Bachelor of Music in Composition candidate, Annabella Cervero, was admitted as one of sixteen emerging composers to partake in the Saint Mary’s College Summer Composition Intensive in South Bend, Indiana this past summer. The Summer Composition Intensive consisted of twelve days of presentations, workshops, and lessons in different topics including Texture: Depth in Music, Joining Music Cultures, and Balancing Architecture and Emotion.
Q: Why were you interested in attending the Summer Composition Intensive?
Dr. Glancey introduced the idea to me. He thought attending an event such as this would help improve my composition skills and prepare me for graduate school. We found this particular composition intensive at St. Mary’s College through “The Composer’s Site”.
Q: How would you describe your overall experience?
I had a wonderful experience. I learned so much about composition, networking, and the reality of what life is like as a professional composer. I also met many amazing people. As the only composition major at Vanguard, I don’t really have the opportunity to collaborate with other composers very often. It was so refreshing to be surrounded by other composers for two weeks in Southbend, IN.

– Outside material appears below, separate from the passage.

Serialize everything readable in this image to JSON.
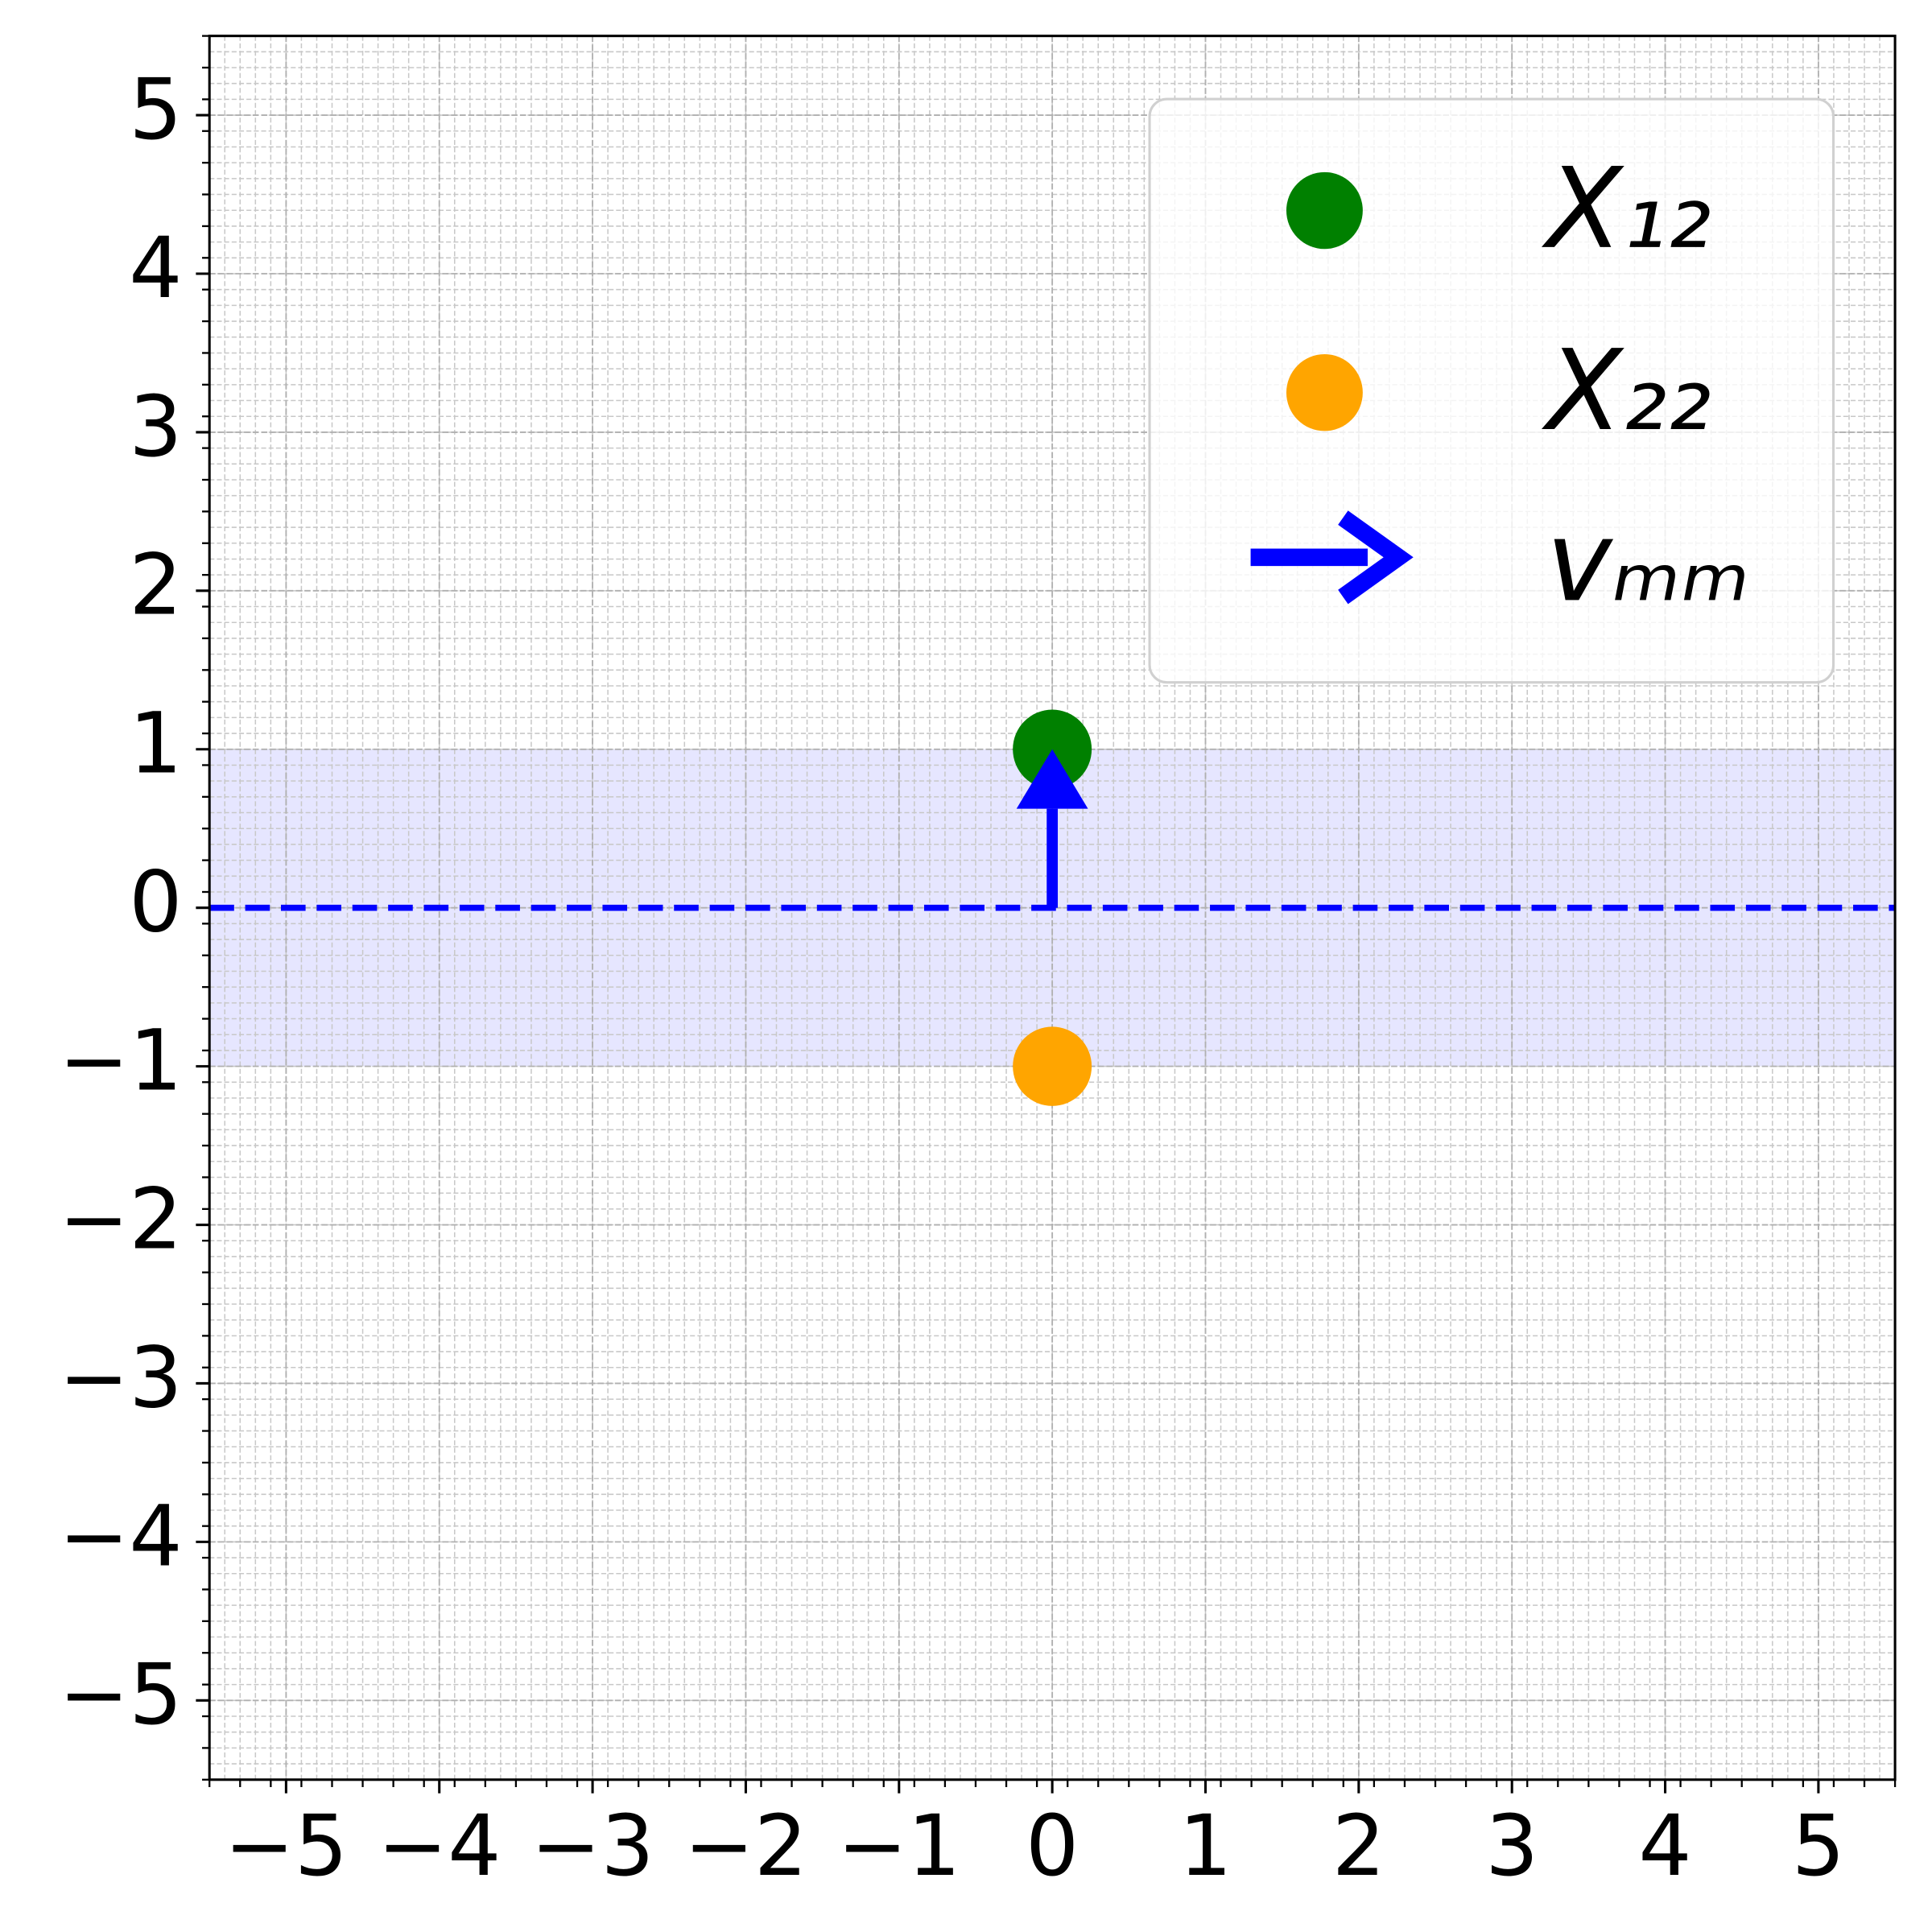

Q: Out of all of the different presentations and workshops you attended, which one stood out to you the most? Why?
I thought that every workshop and masterclass I attended was beneficial. I was most inspired by the workshop with Dr. Paul Salerni on the topic of art songs. However, the workshops that were most beneficial to my growth as a composer were the workshops with Dr. P.Q. Phan. The topics of his workshops forced me to get out of my comfort zone and compose in ways I had never tried before. For example, I have not spent much time researching or writing opera yet in my compositional studies, and in one workshop, I was given a project that required me to research, analyze, and compose an operatic monologue for a dramatic soprano in less than 24 hours. On another occasion, I had project that required me to abandon all of my musical intuition and compose a piece completely based on numbers. For this assignment, we were also encouraged not to use any instruments while generating our material, or even listen to the piece until it was completed. This was particularly challenging for me, because I am usually very auditory in my composing process, and I like using a piano when I am in the process of notating my ideas onto paper. This project forced me to really hone in on my written and aural theory skills to produce a completely technical piece.
Q: What do you think was the biggest lesson you learned while you were there?
In addition to all of the great lessons I learned about the art of composition, I also learned about the importance of networking and relationships in the music industry. Who you know is just as important as what you know. The composition intensive gave me a reality check on how challenging it is to make a living as an academic composer, and that you have to be willing to be flexible and versatile. Almost everyone who makes a living as a composer also teaches or performs in some capacity. Nevertheless, everyone I spoke to said that it was worth it. The key is loving what you do.
Furthermore, because there was such a wide range of age, experience, and skill level among the participants of the intensive, I had the opportunity to learn about grad school programs as well. It was a nice way to get me thinking about the near future.